After thirty years and twenty thousand dogs, I can tell you the breed almost never matters. I have taught hundred pound shepherds and ten pound rescues to walk on a loose leash using the same principles. What matters is your timing, your structure, and your consistency.
Why your dog pulls in the first place
Dogs move faster than we do and the world is full of things they want to reach. The leash becomes a constant low level negotiation, and most owners accidentally reward the pulling by letting the dog get where it wants. The dog is not the problem. The pattern is the problem.
The goal is not to overpower your dog. It is to change what pulling earns. When forward motion stops the instant the leash goes tight, and resumes the instant it loosens, the dog learns that a slack leash is the only thing that works.
Start with the right equipment and position
Begin in a low distraction space like your driveway or a quiet street.

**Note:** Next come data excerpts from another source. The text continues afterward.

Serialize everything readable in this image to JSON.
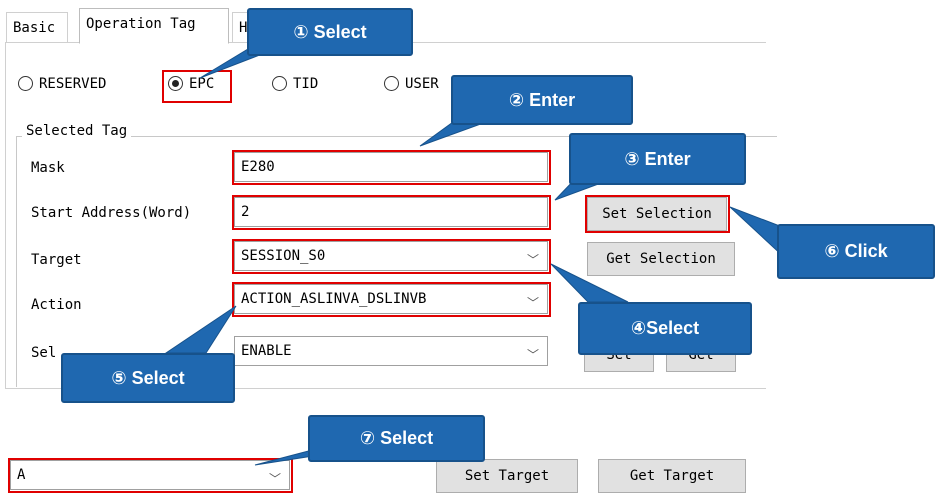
{
  "tabs": [
    {
      "label": "Basic"
    },
    {
      "label": "Operation Tag"
    },
    {
      "label": "HI"
    }
  ],
  "memory_bank": {
    "options": [
      "RESERVED",
      "EPC",
      "TID",
      "USER"
    ],
    "selected": "EPC"
  },
  "selected_tag": {
    "title": "Selected Tag",
    "mask_label": "Mask",
    "mask_value": "E280",
    "start_label": "Start Address(Word)",
    "start_value": "2",
    "target_label": "Target",
    "target_value": "SESSION_S0",
    "action_label": "Action",
    "action_value": "ACTION_ASLINVA_DSLINVB",
    "sel_label_partial": "Sel",
    "sel_value": "ENABLE",
    "set_selection": "Set Selection",
    "get_selection": "Get Selection",
    "set_btn_partial": "Set",
    "get_btn_partial": "Get"
  },
  "query_target": {
    "value": "A",
    "set_target": "Set Target",
    "get_target": "Get Target"
  },
  "callouts": {
    "c1": "① Select",
    "c2": "② Enter",
    "c3": "③ Enter",
    "c4": "④Select",
    "c5": "⑤ Select",
    "c6": "⑥ Click",
    "c7": "⑦ Select"
  },
  "colors": {
    "callout_fill": "#1f68b0",
    "highlight": "#e00000"
  },
  "icons": {
    "dropdown": "chevron-down-icon"
  }
}
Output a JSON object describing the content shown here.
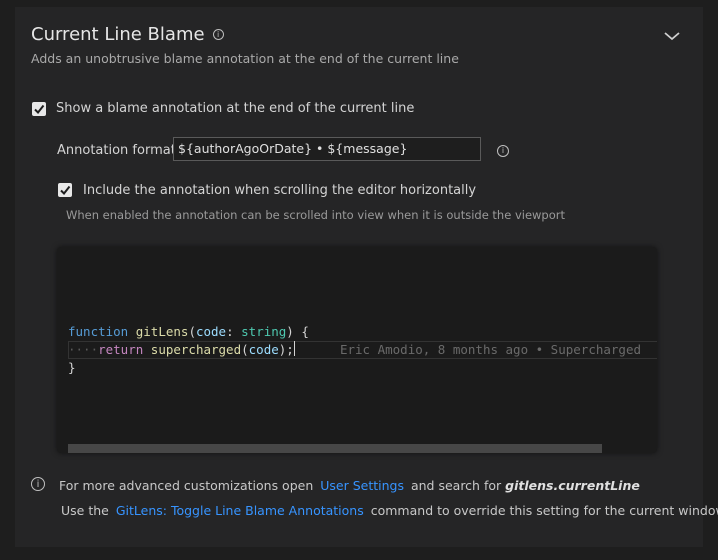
{
  "section": {
    "title": "Current Line Blame",
    "subtitle": "Adds an unobtrusive blame annotation at the end of the current line"
  },
  "settings": {
    "show_annotation_label": "Show a blame annotation at the end of the current line",
    "show_annotation_checked": true,
    "format_label": "Annotation format",
    "format_value": "${authorAgoOrDate} • ${message}",
    "scroll_label": "Include the annotation when scrolling the editor horizontally",
    "scroll_checked": true,
    "scroll_hint": "When enabled the annotation can be scrolled into view when it is outside the viewport"
  },
  "preview": {
    "line1": {
      "keyword": "function",
      "name": "gitLens",
      "param": "code",
      "type": "string"
    },
    "line2": {
      "indent": "····",
      "keyword": "return",
      "call": "supercharged",
      "arg": "code",
      "blame": "Eric Amodio, 8 months ago • Supercharged"
    },
    "line3": "}"
  },
  "footer": {
    "line1_pre": "For more advanced customizations open",
    "line1_link": "User Settings",
    "line1_mid": "and search for",
    "line1_key": "gitlens.currentLine",
    "line2_pre": "Use the",
    "line2_link": "GitLens: Toggle Line Blame Annotations",
    "line2_post": "command to override this setting for the current window"
  },
  "colors": {
    "accent_link": "#3794ff",
    "panel_bg": "#252526",
    "page_bg": "#1e1e1e"
  }
}
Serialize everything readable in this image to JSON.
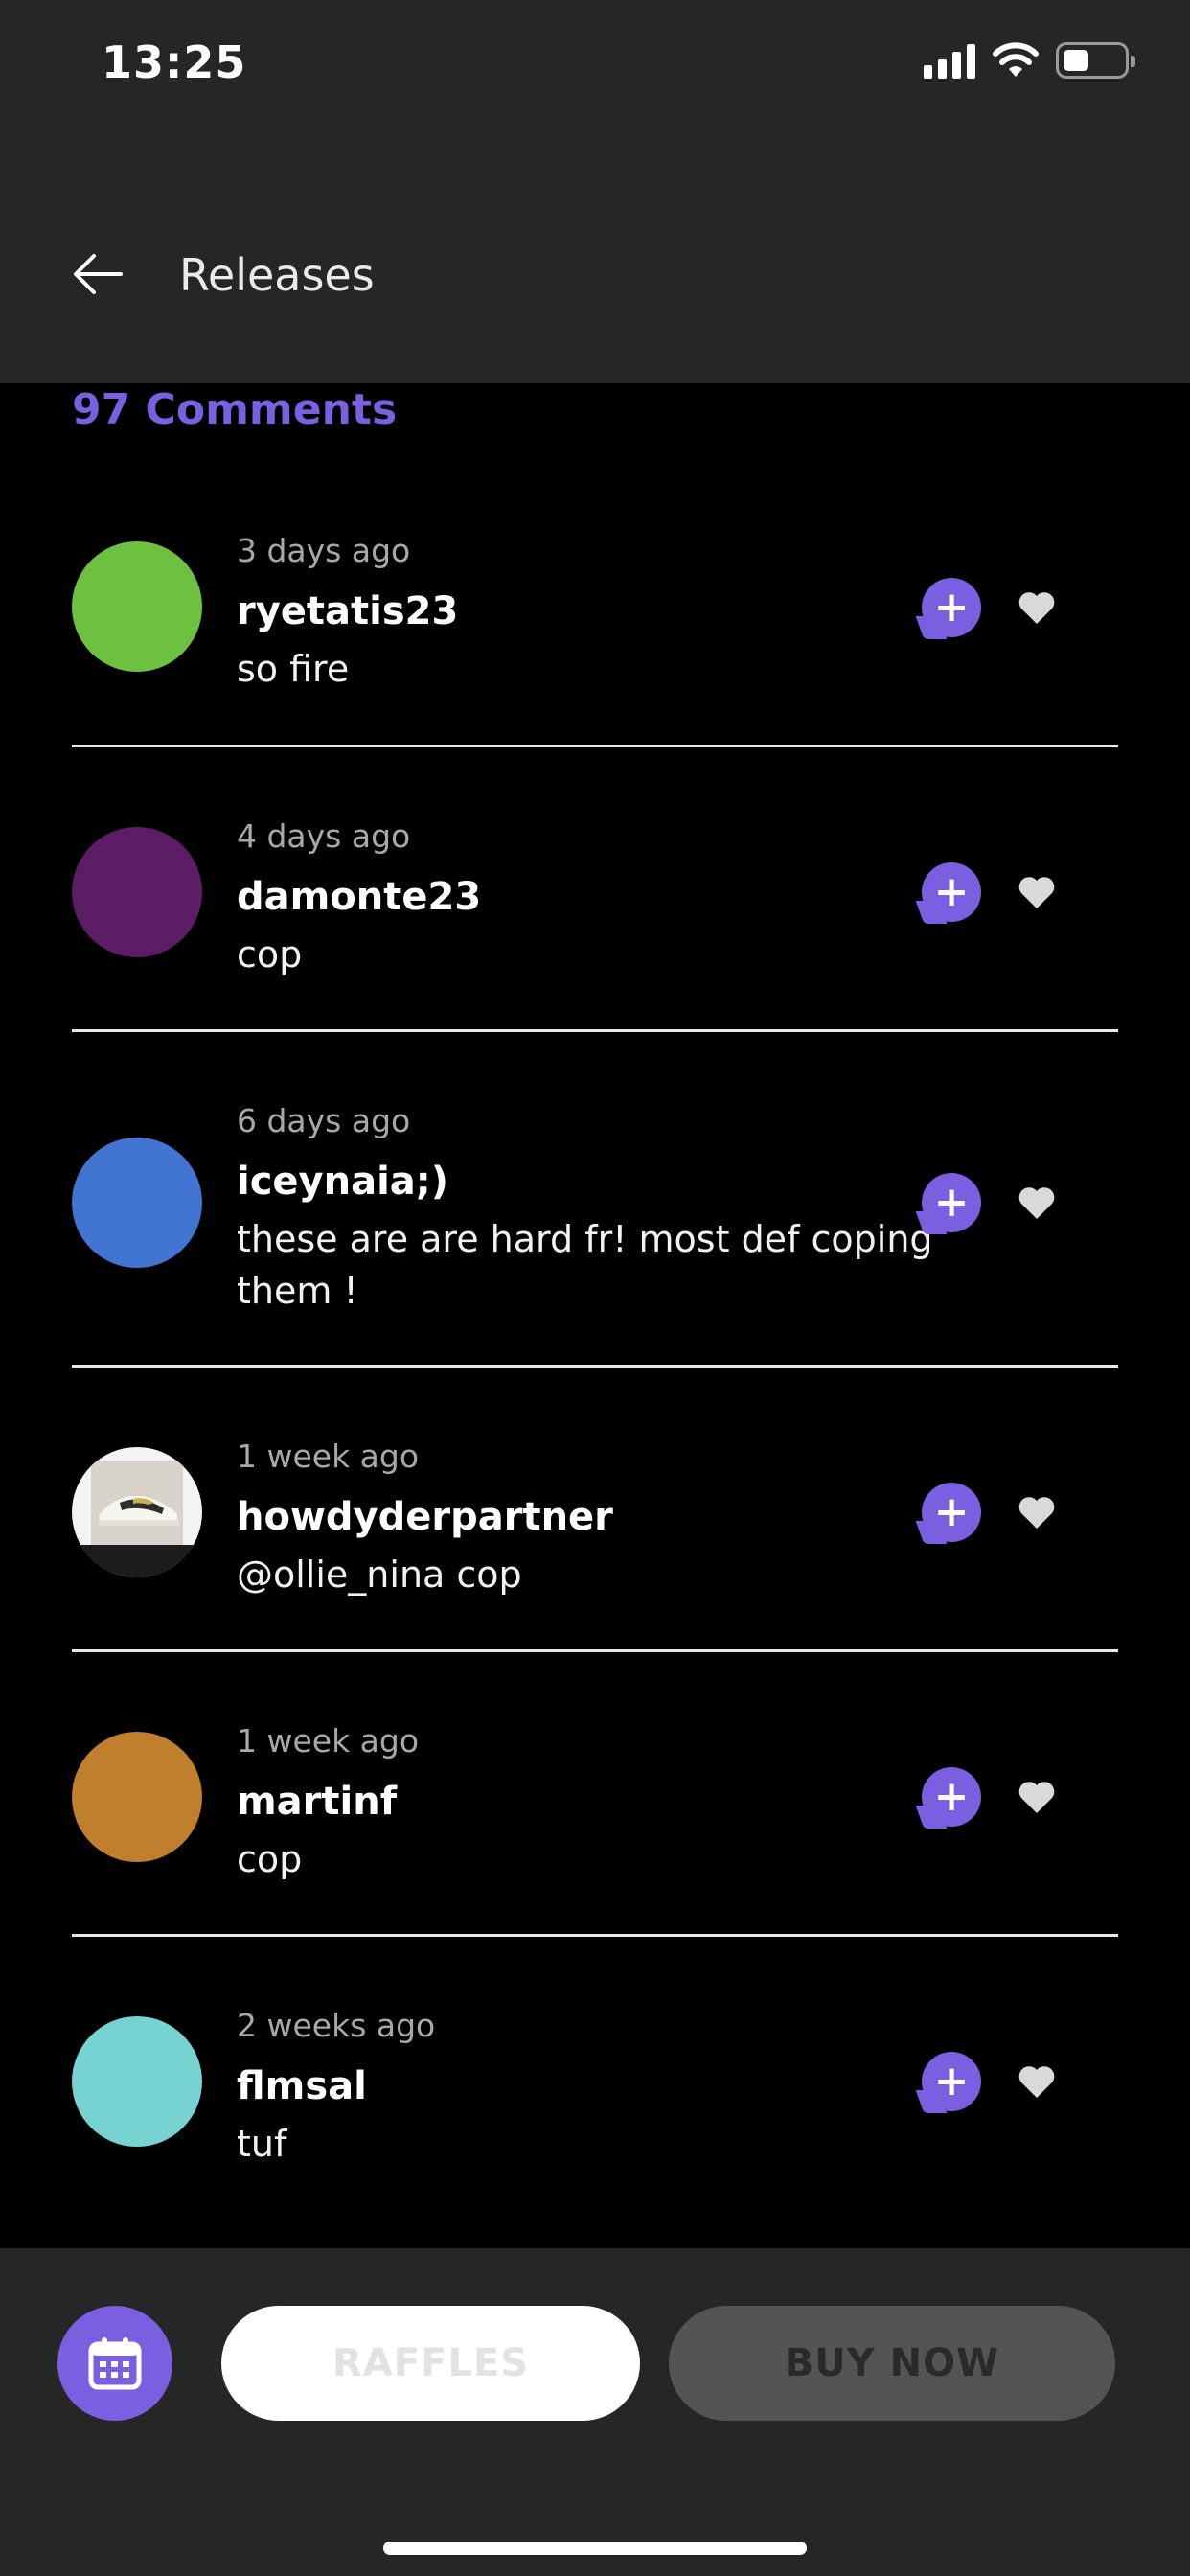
{
  "status_bar": {
    "time": "13:25"
  },
  "header": {
    "title": "Releases"
  },
  "comments_count_label": "97 Comments",
  "colors": {
    "accent": "#7a5fe0",
    "header_bg": "#262626",
    "background": "#000000"
  },
  "comments": [
    {
      "time": "3 days ago",
      "user": "ryetatis23",
      "text": "so fire",
      "avatar_color": "#6ec140"
    },
    {
      "time": "4 days ago",
      "user": "damonte23",
      "text": "cop",
      "avatar_color": "#5c1c66"
    },
    {
      "time": "6 days ago",
      "user": "iceynaia;)",
      "text": "these are are hard fr! most def coping them !",
      "avatar_color": "#4274d2"
    },
    {
      "time": "1 week ago",
      "user": "howdyderpartner",
      "text": "@ollie_nina cop",
      "avatar_color": "image"
    },
    {
      "time": "1 week ago",
      "user": "martinf",
      "text": "cop",
      "avatar_color": "#c07f2c"
    },
    {
      "time": "2 weeks ago",
      "user": "flmsal",
      "text": "tuf",
      "avatar_color": "#76d3d1"
    }
  ],
  "bottom_bar": {
    "raffles_label": "RAFFLES",
    "buy_now_label": "BUY NOW"
  },
  "icons": [
    "back-arrow-icon",
    "reply-plus-icon",
    "heart-icon",
    "calendar-icon",
    "signal-icon",
    "wifi-icon",
    "battery-icon"
  ]
}
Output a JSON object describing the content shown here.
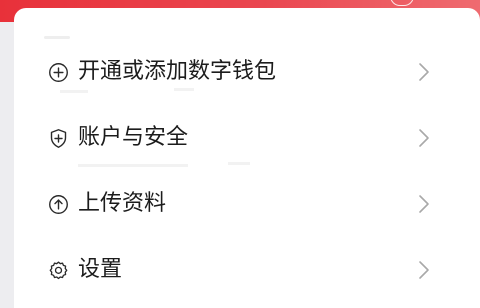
{
  "menu": {
    "items": [
      {
        "label": "开通或添加数字钱包",
        "icon": "plus-circle-icon"
      },
      {
        "label": "账户与安全",
        "icon": "shield-icon"
      },
      {
        "label": "上传资料",
        "icon": "upload-arrow-icon"
      },
      {
        "label": "设置",
        "icon": "gear-icon"
      }
    ],
    "chevron_icon": "chevron-right-icon"
  },
  "colors": {
    "banner_red": "#e8313a",
    "card_bg": "#ffffff",
    "page_bg": "#ededf0",
    "text": "#1c1c1c",
    "icon": "#2a2a2a",
    "chevron": "#a9a9a9"
  }
}
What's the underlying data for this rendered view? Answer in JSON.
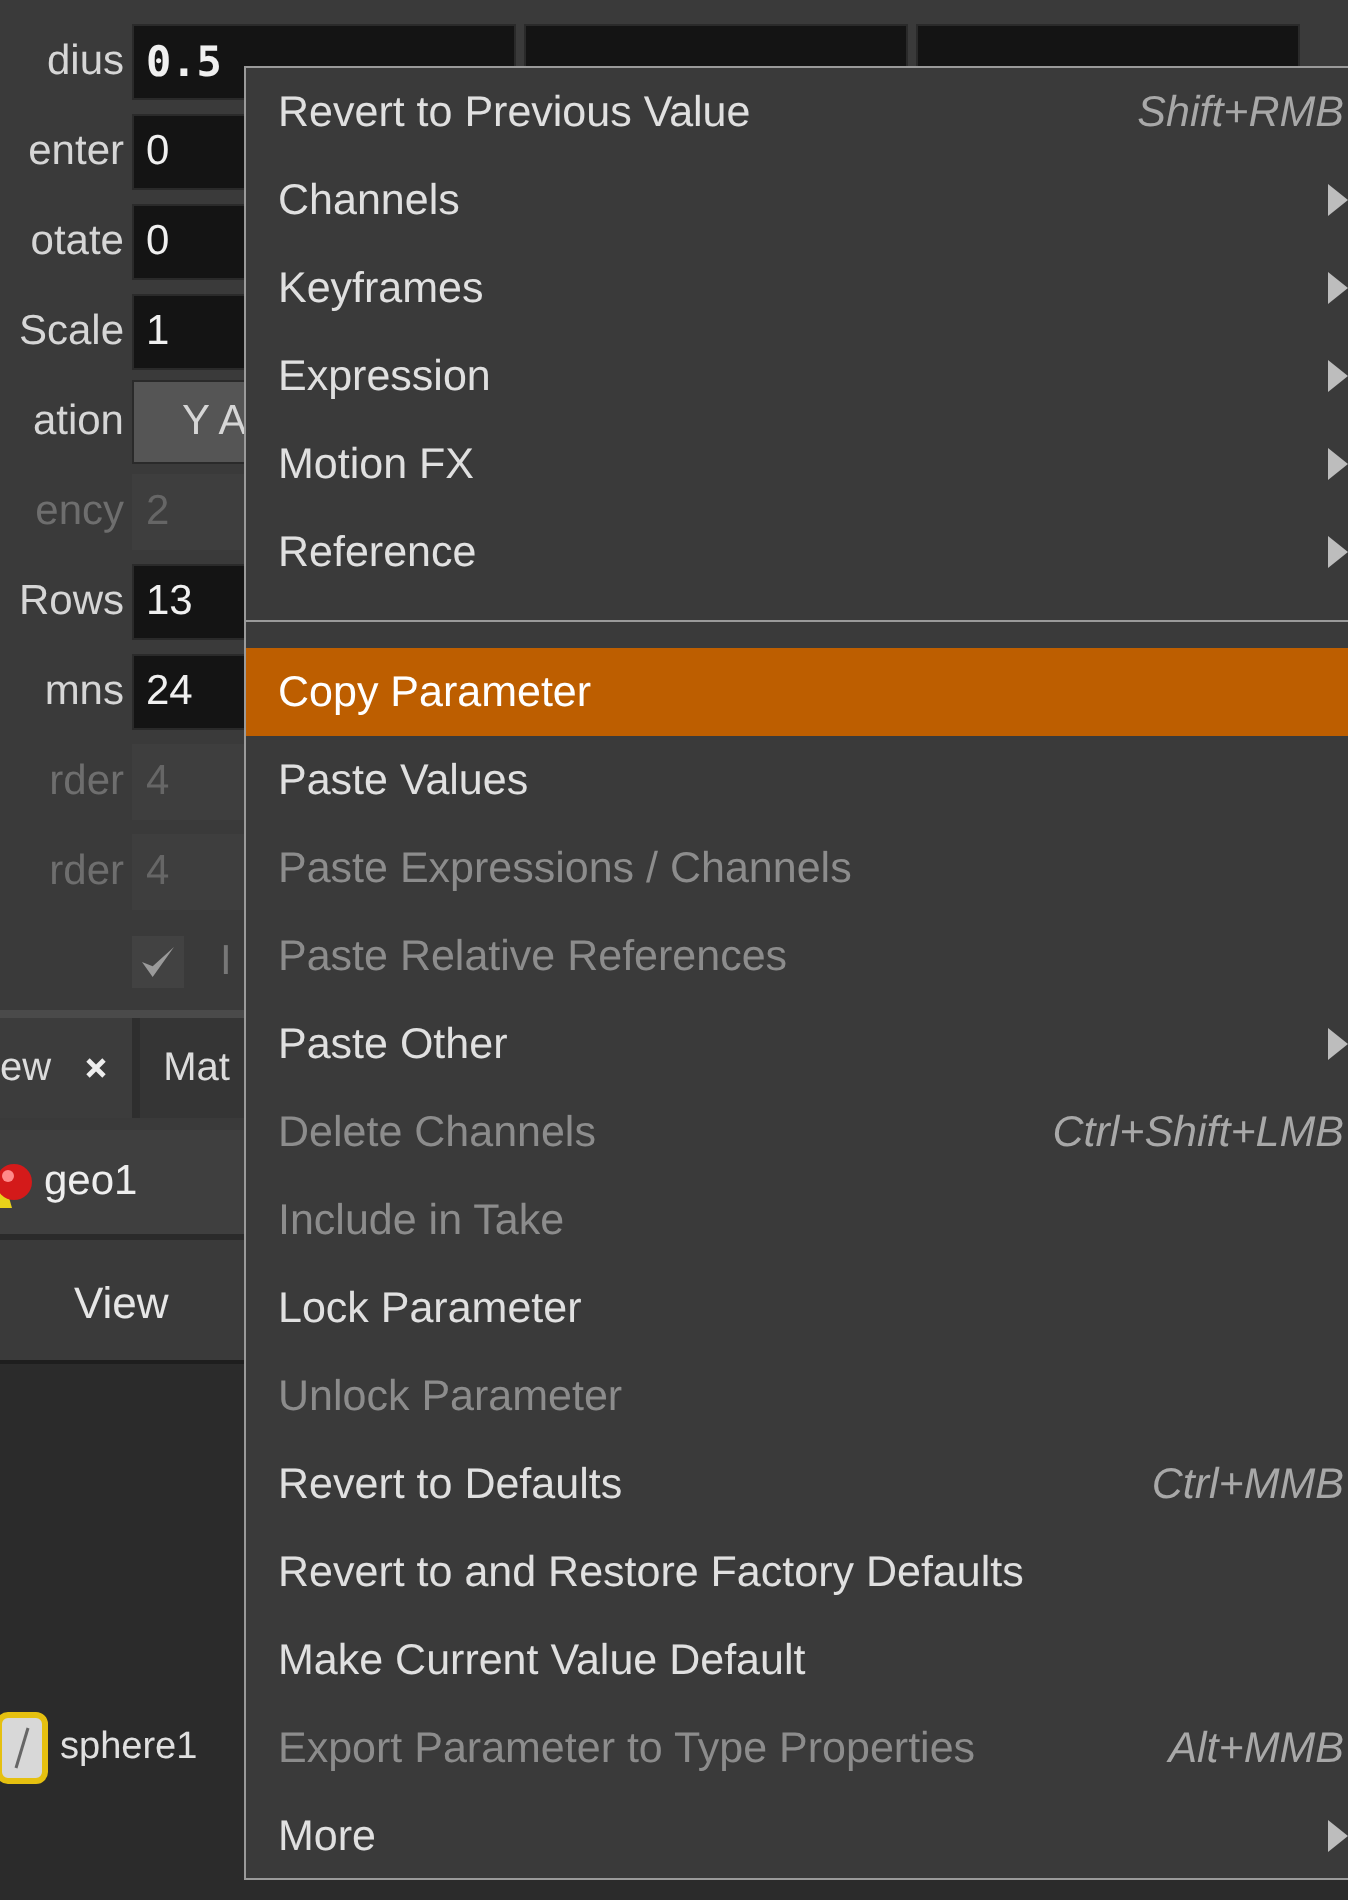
{
  "parameters": [
    {
      "label": "dius",
      "kind": "vector",
      "values": [
        "0.5"
      ],
      "disabled": false
    },
    {
      "label": "enter",
      "values": [
        "0"
      ],
      "disabled": false
    },
    {
      "label": "otate",
      "values": [
        "0"
      ],
      "disabled": false
    },
    {
      "label": "Scale",
      "values": [
        "1"
      ],
      "disabled": false
    },
    {
      "label": "ation",
      "button": "Y A",
      "disabled": false
    },
    {
      "label": "ency",
      "values": [
        "2"
      ],
      "disabled": true
    },
    {
      "label": "Rows",
      "values": [
        "13"
      ],
      "disabled": false
    },
    {
      "label": "mns",
      "values": [
        "24"
      ],
      "disabled": false
    },
    {
      "label": "rder",
      "values": [
        "4"
      ],
      "disabled": true
    },
    {
      "label": "rder",
      "values": [
        "4"
      ],
      "disabled": true
    }
  ],
  "checkbox": {
    "label": "I",
    "checked": true,
    "disabled": true
  },
  "tabs": [
    {
      "label": "ew",
      "selected": true
    },
    {
      "label": "Mat",
      "selected": false
    }
  ],
  "path": {
    "label": "geo1"
  },
  "menubar": [
    "View"
  ],
  "node": {
    "label": "sphere1",
    "selected": true
  },
  "context_menu": {
    "items": [
      {
        "kind": "item",
        "label": "Revert to Previous Value",
        "shortcut": "Shift+RMB",
        "submenu": false,
        "disabled": false,
        "selected": false
      },
      {
        "kind": "item",
        "label": "Channels",
        "submenu": true,
        "disabled": false,
        "selected": false
      },
      {
        "kind": "item",
        "label": "Keyframes",
        "submenu": true,
        "disabled": false,
        "selected": false
      },
      {
        "kind": "item",
        "label": "Expression",
        "submenu": true,
        "disabled": false,
        "selected": false
      },
      {
        "kind": "item",
        "label": "Motion FX",
        "submenu": true,
        "disabled": false,
        "selected": false
      },
      {
        "kind": "item",
        "label": "Reference",
        "submenu": true,
        "disabled": false,
        "selected": false
      },
      {
        "kind": "separator"
      },
      {
        "kind": "item",
        "label": "Copy Parameter",
        "submenu": false,
        "disabled": false,
        "selected": true
      },
      {
        "kind": "item",
        "label": "Paste Values",
        "submenu": false,
        "disabled": false,
        "selected": false
      },
      {
        "kind": "item",
        "label": "Paste Expressions / Channels",
        "submenu": false,
        "disabled": true,
        "selected": false
      },
      {
        "kind": "item",
        "label": "Paste Relative References",
        "submenu": false,
        "disabled": true,
        "selected": false
      },
      {
        "kind": "item",
        "label": "Paste Other",
        "submenu": true,
        "disabled": false,
        "selected": false
      },
      {
        "kind": "item",
        "label": "Delete Channels",
        "shortcut": "Ctrl+Shift+LMB",
        "submenu": false,
        "disabled": true,
        "selected": false
      },
      {
        "kind": "item",
        "label": "Include in Take",
        "submenu": false,
        "disabled": true,
        "selected": false
      },
      {
        "kind": "item",
        "label": "Lock Parameter",
        "submenu": false,
        "disabled": false,
        "selected": false
      },
      {
        "kind": "item",
        "label": "Unlock Parameter",
        "submenu": false,
        "disabled": true,
        "selected": false
      },
      {
        "kind": "item",
        "label": "Revert to Defaults",
        "shortcut": "Ctrl+MMB",
        "submenu": false,
        "disabled": false,
        "selected": false
      },
      {
        "kind": "item",
        "label": "Revert to and Restore Factory Defaults",
        "submenu": false,
        "disabled": false,
        "selected": false
      },
      {
        "kind": "item",
        "label": "Make Current Value Default",
        "submenu": false,
        "disabled": false,
        "selected": false
      },
      {
        "kind": "item",
        "label": "Export Parameter to Type Properties",
        "shortcut": "Alt+MMB",
        "submenu": false,
        "disabled": true,
        "selected": false
      },
      {
        "kind": "item",
        "label": "More",
        "submenu": true,
        "disabled": false,
        "selected": false
      }
    ]
  }
}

Your dog belongs at your side, not three feet ahead. Decide which side, keep the leash short but not tight, and hold your hands at your waist so you are stable and predictable.
Most new clients I meet are walking their dog on the wrong equipment for that dog. The tool matters less than how you use it, but a dog that has rehearsed pulling for years often needs a clear, fair correction tool to break the habit. This is where a professional keeps it humane and effective.
The stop and reset method
When the leash goes tight, stop moving. Do not yank, do not drag, simply become an anchor. The walk does not continue until the dog releases the tension and the leash goes slack. The moment it does, praise and move forward again.
This is tedious for the first few walks. You may only travel half a block. That is normal. You are not on a walk yet, you are running a lesson. Within a week of consistent repetitions, most dogs start to self correct before they ever hit the end of the leash.
Proof it in the real world
A loose leash in your driveway is not the same as a loose leash past a barking dog. Once the basics are solid, raise the difficulty on purpose. Walk near other dogs, near squirrels, near the things that normally set your dog off, and hold the same standard every time.
Consistency across the whole household is what makes it stick. If one person enforces the loose leash and another lets the dog pull, the dog learns to gamble. Everyone walks the same way.